78 BC Caesar joined the staff of Publius Servilius Vatia Isauricus as an officer , who, as proconsul in Cilicia, fought the pirates. He did not stay there long, however, as Sulla's death enabled him to return to Rome, where he continued his political career. As was customary at the time, he began as a public prosecutor and a member of the vigintisexviri , the subordinate magistrate officials of the republic. As a prosecutor, Caesar attracted a great deal of attention through a trial of extortion against Gnaeus Cornelius Dolabella , a supporter of Sulla, and thus once again proved his opposition to the Sulla camp. Despite his defeat in this case, his reputation was not damaged.

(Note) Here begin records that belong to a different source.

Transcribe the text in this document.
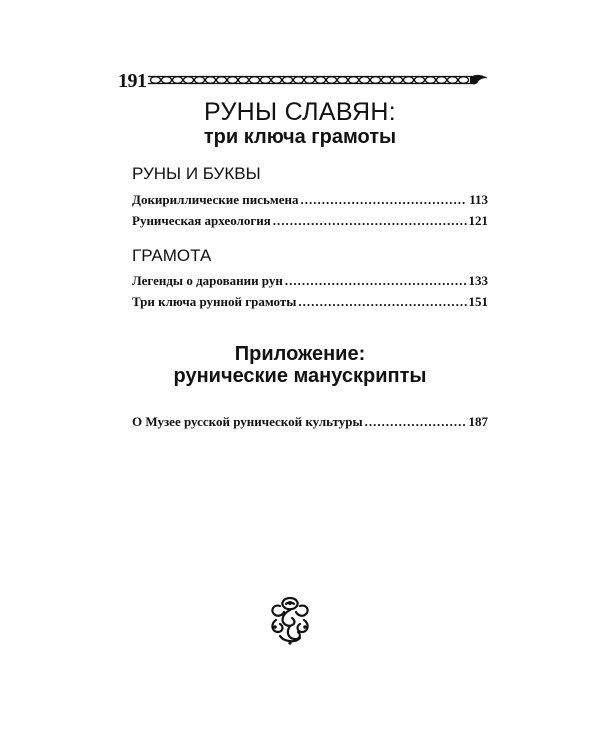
191
РУНЫ СЛАВЯН:
три ключа грамоты
РУНЫ И БУКВЫ
Докириллические письмена .....	113
Руническая археология .....	121
ГРАМОТА
Легенды о даровании рун .....	133
Три ключа рунной грамоты .....	151
Приложение:
рунические манускрипты
О Музее русской рунической культуры .....	187
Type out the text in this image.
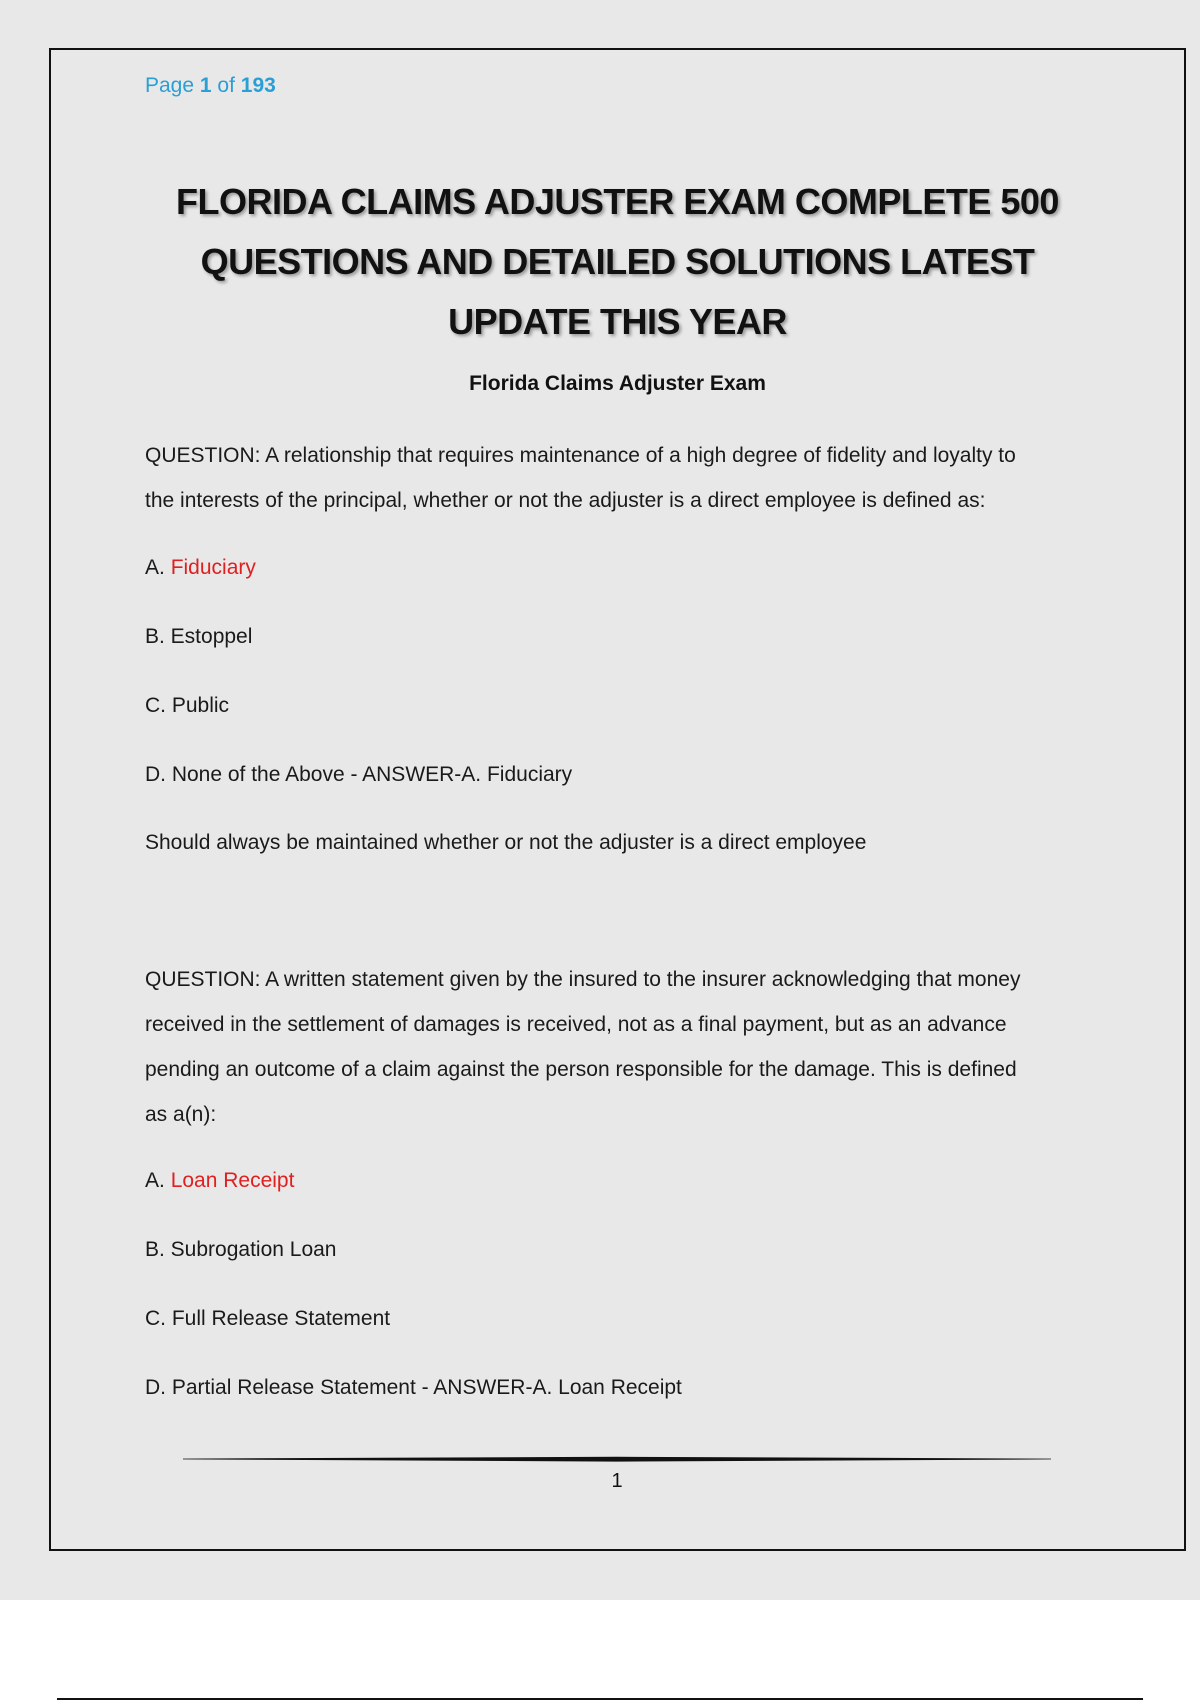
Page 1 of 193
FLORIDA CLAIMS ADJUSTER EXAM COMPLETE 500
QUESTIONS AND DETAILED SOLUTIONS LATEST
UPDATE THIS YEAR
Florida Claims Adjuster Exam
QUESTION: A relationship that requires maintenance of a high degree of fidelity and loyalty to
the interests of the principal, whether or not the adjuster is a direct employee is defined as:
A. Fiduciary
B. Estoppel
C. Public
D. None of the Above - ANSWER-A. Fiduciary
Should always be maintained whether or not the adjuster is a direct employee
QUESTION: A written statement given by the insured to the insurer acknowledging that money
received in the settlement of damages is received, not as a final payment, but as an advance
pending an outcome of a claim against the person responsible for the damage. This is defined
as a(n):
A. Loan Receipt
B. Subrogation Loan
C. Full Release Statement
D. Partial Release Statement - ANSWER-A. Loan Receipt
1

In order to avoid hostility from the Sullans, Caesar decided to leave Rome again. It was unusual that he did not volunteer for a military mission to make a name for himself as an officer, but went on a study trip to Rhodes , where he wanted to improve his speaking skills with the rhetorician Molon . On the way to Rhodes he got in 75/74 BC. In the captivity of pirates near the island of Pharmakussa . He allegedly asked her to demand a higher ransom for him because he was worth far more than the asking price. After his release he organized a private naval force, captured the pirates and crucified them as he had announced to them when he was still their prisoner.

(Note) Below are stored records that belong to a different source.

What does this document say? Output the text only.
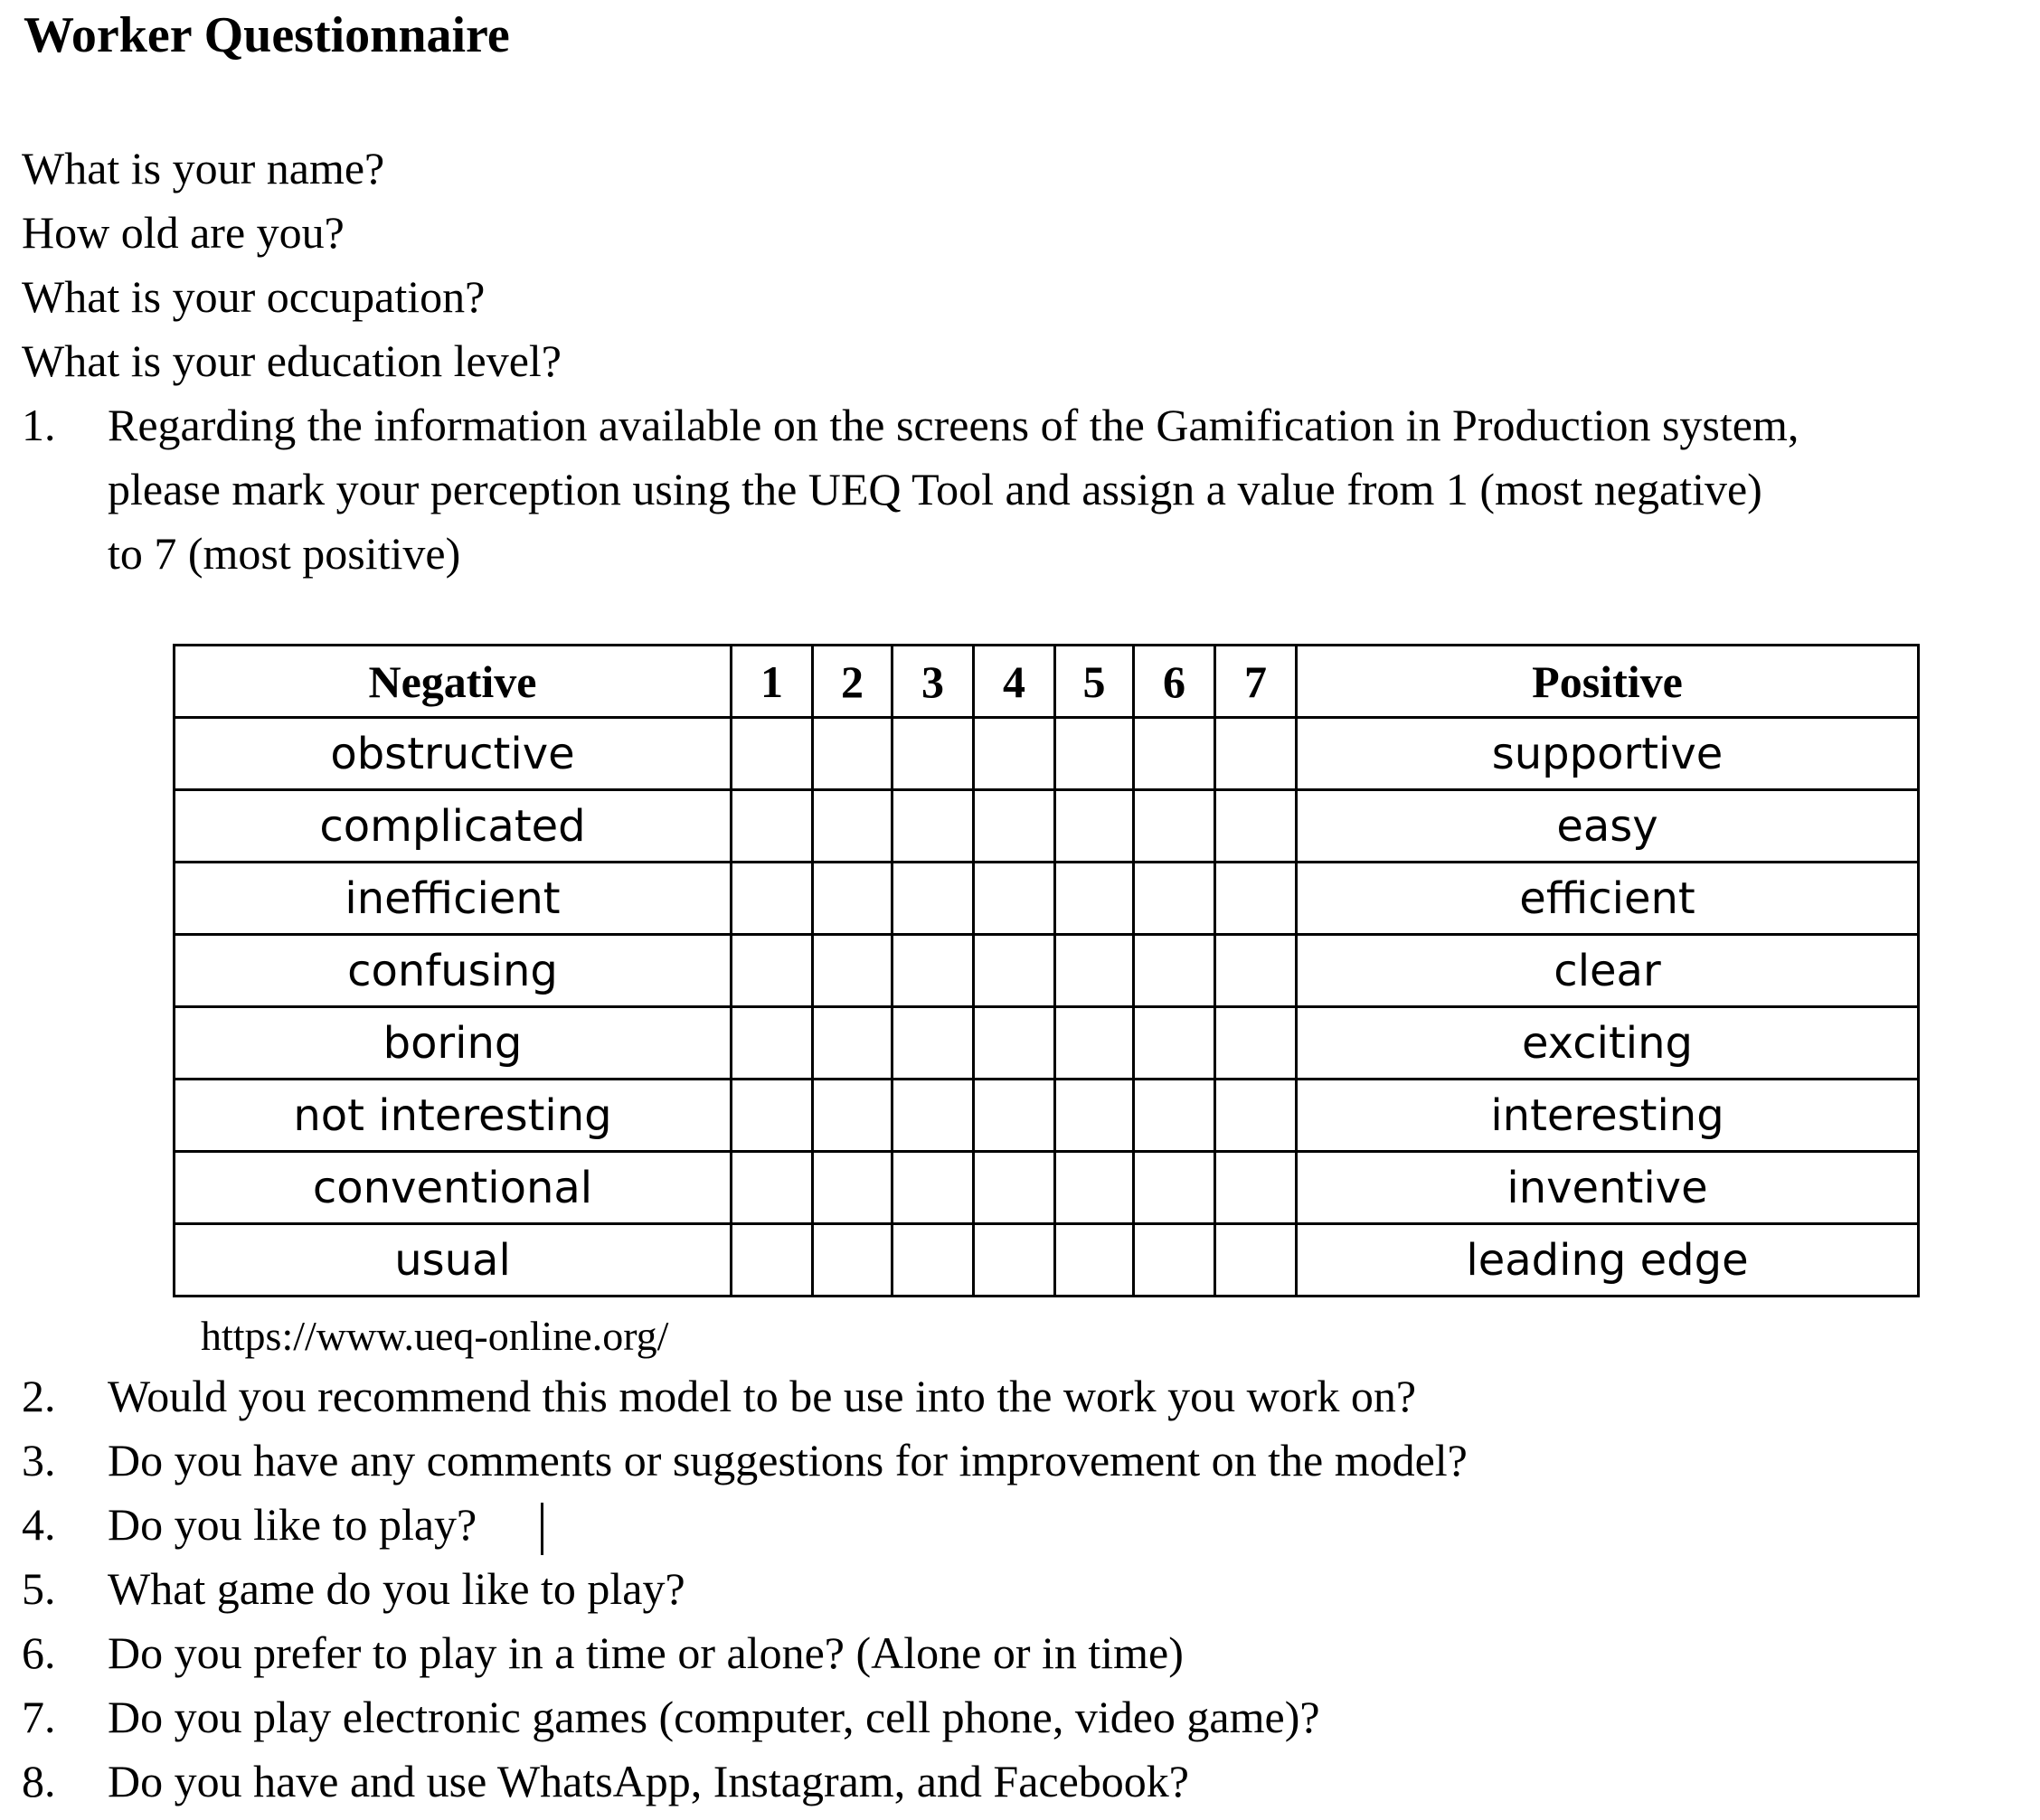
Worker Questionnaire
What is your name?
How old are you?
What is your occupation?
What is your education level?
1. Regarding the information available on the screens of the Gamification in Production system,
please mark your perception using the UEQ Tool and assign a value from 1 (most negative)
to 7 (most positive)
Negative	1	2	3	4	5	6	7	Positive
obstructive								supportive
complicated								easy
inefficient								efficient
confusing								clear
boring								exciting
not interesting								interesting
conventional								inventive
usual								leading edge
https://www.ueq-online.org/
2. Would you recommend this model to be use into the work you work on?
3. Do you have any comments or suggestions for improvement on the model?
4. Do you like to play?
5. What game do you like to play?
6. Do you prefer to play in a time or alone? (Alone or in time)
7. Do you play electronic games (computer, cell phone, video game)?
8. Do you have and use WhatsApp, Instagram, and Facebook?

Early 73 BC Caesar was co-opted into the pontifices priestly college instead of his mother's deceased cousin, Gaius Aurelius Cotta . 69 or 68 BC He finally held the bursary , the lowest level of the politically important offices of the Roman Republic. After holding this office, he was accepted into the Senate . He served as quaestor in Spain under the propaetor Antistius Vetus . But before he could leave for Spain, there were two deaths in his family. His aunt Julia and his wife Cornelia died briefly one after the other.
After his return from Spain, Caesar married Pompeia , a wealthy granddaughter of Sulla, whose wealth he immediately used for his political ascent: 65 BC. He was a curular aedile and gained great popularity through splendid games through which he got himself heavily in debt. 63 BC He was elected to the important office of Pontifex Maximus , the high priest. This choice is to be seen as Caesar's first extraordinary career leap, since the office of high priest was traditionally reserved for consulars (former consuls). As in his games as aedile , he was financially supported by Marcus Licinius Crassus , who was currently the richest man in Rome, although it is unclear how good Caesar's relationship with Crassus was at that time.
There were repeated rumors that Caesar was part of the Catilinarian conspiracy of 63 BC. Been involved. Although he had previously had contact with Catiline , no involvement in his conspiracy could be proven. In a major speech before the Senate, reproduced by Sallust in De coniuratione Catilinae , Caesar spoke out in the popular tradition against the execution of the arrested conspirators, which violated the right to provocation . The Consul Cicero and the Optimates , especially Cato the Younger , prevailed against him with reference to the senatus consultum ultimum , the state of emergency that had been declared a few weeks earlier. In December 63 BC Caesar became praetor for the year 62 BC. Elected. In 62 BC The " Bona Dea scandal " led to the divorce from Pompeia.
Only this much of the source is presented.